Oleh Budi Hatees
Terbit di Analisa edisi Minggu, 4 Maret 2012
Menulis dalam bahasa daerah? Tentu saja ini sebuah pilihan kreatif yang tidak akan dipilih semua penulis. Apalagi di era ketika grafik penutur bahasa daerah di negeri ini menunjukkan penurunan setiap tahun. Sangat mungkin, para sastrawan yang tumbuh di lingkungan masyarakat berkebudayaan Jawa dan karenanya bisa bertutur dalam bahasa Jawa, belum tentu akan menulis dalam bahasa Jawa sekalipun penutur bahasa Jawa begitu masif di negeri ini.

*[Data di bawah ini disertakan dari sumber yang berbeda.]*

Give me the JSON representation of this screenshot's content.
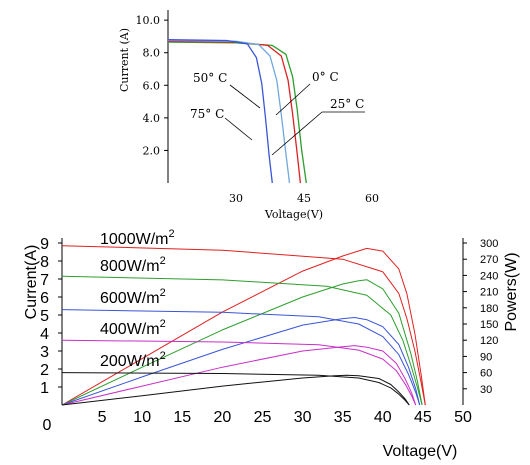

Orang-orang tertentu dengan alasan-alasan yang layak menginspirasi orang banyak, pasti memilih menulis dalam bahasa daerahnya.
Tak banyak penulis seperti mereka. Dari lingkungan penutur bahasa Jawa, Lanang Setiawan pantas dicatat. Dari lingkungan penutur bahasa Sunda, Acep Zamzam Noor bisa juga menjadi inspirasi.
Kita tahu, baik penutur bahasa Jawa maupun bahasa Sunda, sama-sama masif di negeri ini. Penutur kedua bahasa daerah ini pun memiliki masyarakat yang tingkat kesadarannya sangat tinggi dalam melestarikan bahasa daerah. Di lingkungan masyarakat Jawa misalnya, berbahasa Jawa bukan untuk melestarikan bahasa Jawa. Bahasa Jawa menjadi bahasa pengantar yang paling resap dalam diri masyarakat Jawa. Begitu juga halnya dengan masyarakat berkebudayaan Sunda. Bagi mereka berbahasa Sunda jauh lebih resap daripada berbahasa Indonesia. Bahkan, pemerintah daerah setempat mewajibkan satu hari berbahasa Sunda di lingkungan birokrasi agar bahasa Sunda semakin melimpah penuturnya.
Sebab itu, menulis dalam bahasa Jawa bagi Lanang Setiawan atau menulis dalam bahasa Sunda bagi Acep Zamzam Noor, sama pentingnya dengan menulis dalam bahasa Indonesia. Tidak heran jika Lanang Setiawan maupun Acep Zamzam Noor dikenal luas sebagai sastrawan di seantero negeri, terutama di lingkungan masyarakat penganut kebudayaannya masing-masing.
Bandingkan dengan sastrawan yang berasal dari lingkungan masyarakat berkebudayaan Batak.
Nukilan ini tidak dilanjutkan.